Dai’s technology has been updated and rebranded as Sky Protocol, with a focus on improving governance, stability, and integration with decentralized finance (DeFi).
- Governance Token Update (October 2024) – The old governance token MKR was replaced by SKY to make decision-making more straightforward and decentralized.
- Stablecoin Upgrade to USDS (October 2024) – Dai (DAI) can now be converted 1:1 to USDS, a new stablecoin with added features like earning interest.
- Security and Stability Review (August 2025) – Sky Protocol received a B- rating from S&P, highlighting both its strengths and some risks.
Detailed Overview
1. Governance Token Update (October 2024)
What happened: MakerDAO changed its name to Sky Protocol and swapped its governance token MKR for a new token called SKY. Each MKR token was exchanged for 24,000 SKY tokens. This change was designed to make the system more decentralized and easier for users to participate in governance.
To encourage users to switch from MKR to SKY quickly, a penalty fee was introduced for those who delayed the conversion after September 18, 2025. Also, the smaller governance groups within the system, previously called SubDAOs, were renamed “Sky Stars” and given more focused roles.

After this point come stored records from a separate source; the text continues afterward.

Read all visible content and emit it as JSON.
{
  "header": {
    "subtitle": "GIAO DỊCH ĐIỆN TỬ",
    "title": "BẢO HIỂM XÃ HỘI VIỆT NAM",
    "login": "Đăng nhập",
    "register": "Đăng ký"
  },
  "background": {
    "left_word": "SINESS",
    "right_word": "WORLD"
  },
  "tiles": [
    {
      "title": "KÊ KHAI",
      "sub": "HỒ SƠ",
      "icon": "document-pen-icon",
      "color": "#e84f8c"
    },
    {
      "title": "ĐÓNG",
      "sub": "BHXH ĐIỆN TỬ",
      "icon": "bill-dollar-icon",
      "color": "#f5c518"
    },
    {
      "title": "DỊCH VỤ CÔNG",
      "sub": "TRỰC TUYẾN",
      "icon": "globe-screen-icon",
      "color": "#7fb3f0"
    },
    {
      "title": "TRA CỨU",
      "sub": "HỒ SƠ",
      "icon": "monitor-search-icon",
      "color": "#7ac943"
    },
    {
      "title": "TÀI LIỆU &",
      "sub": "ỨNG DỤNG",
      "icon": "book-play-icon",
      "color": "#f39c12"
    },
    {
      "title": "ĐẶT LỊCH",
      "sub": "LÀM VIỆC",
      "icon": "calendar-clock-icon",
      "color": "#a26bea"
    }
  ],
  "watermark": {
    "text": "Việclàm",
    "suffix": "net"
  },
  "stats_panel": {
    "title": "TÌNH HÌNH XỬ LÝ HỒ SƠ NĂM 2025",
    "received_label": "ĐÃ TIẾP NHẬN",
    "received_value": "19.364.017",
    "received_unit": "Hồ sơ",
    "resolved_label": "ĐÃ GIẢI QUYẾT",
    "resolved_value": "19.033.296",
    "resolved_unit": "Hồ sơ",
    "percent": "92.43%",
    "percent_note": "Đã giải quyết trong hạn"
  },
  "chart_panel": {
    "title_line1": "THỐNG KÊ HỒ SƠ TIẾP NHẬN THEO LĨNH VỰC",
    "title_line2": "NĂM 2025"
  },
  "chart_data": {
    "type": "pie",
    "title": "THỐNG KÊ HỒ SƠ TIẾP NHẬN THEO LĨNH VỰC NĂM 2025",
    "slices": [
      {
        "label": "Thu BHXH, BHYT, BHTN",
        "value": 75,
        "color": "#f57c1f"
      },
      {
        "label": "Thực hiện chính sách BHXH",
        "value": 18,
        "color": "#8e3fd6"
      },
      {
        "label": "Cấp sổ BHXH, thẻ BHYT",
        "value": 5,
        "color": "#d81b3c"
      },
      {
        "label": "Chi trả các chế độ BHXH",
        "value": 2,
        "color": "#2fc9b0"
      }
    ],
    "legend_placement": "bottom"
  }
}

What this means for you: This update is generally neutral for Dai and Sky Protocol users. It modernizes how decisions are made but may cause some short-term confusion. Users now have clearer voting power with SKY tokens, but those holding MKR need to manage the conversion process carefully. (Source)
2. Stablecoin Upgrade to USDS (October 2024)
What happened: Dai holders can now convert their DAI tokens to a new stablecoin called USDS at a 1:1 ratio using a smart contract. USDS keeps the same price stability as DAI but adds new benefits like the Sky Savings Rate, which allows users to earn variable interest, and Sky Token Rewards.
USDS uses the same system of backing tokens (collateral) as DAI but works with Sky Protocol’s improved lending and borrowing features. While the old DAI tokens still work, they don’t offer these new earning opportunities.
What this means for you: This is a positive development for the adoption of DAI and USDS. The added features could attract more users interested in earning yields through DeFi. However, having two similar stablecoins in use might cause some confusion or split the community over time. (Source)
3. Security and Stability Review (August 2025)
What happened: S&P Global gave Sky Protocol, including USDS and DAI, a credit rating of B-. They noted some risks, such as a significant portion (9%) of governance tokens still controlled by the founder, Rune Christensen, and exposure to volatile collateral assets like $950 million tied to Ethena’s USDe token.
Despite these concerns, S&P recognized Sky Protocol’s strong track record of very few defaults since 2020 and thorough smart contract security audits. However, cybersecurity risks remain a concern.
What this means for you: This rating is neutral for users. It shows that Sky Protocol is gaining recognition from traditional financial institutions, which adds credibility. At the same time, potential vulnerabilities might make cautious investors hesitant. (Source)
Conclusion
The transition from Dai to Sky Protocol marks a strategic move to make decentralized finance more mainstream. By introducing the USDS stablecoin and the SKY governance token, the project aims to offer better features and governance. Success depends on how smoothly users adapt to these changes. With a current market value of $5.36 billion, Sky Protocol faces growing competition in the stablecoin space but is positioning itself for long-term growth.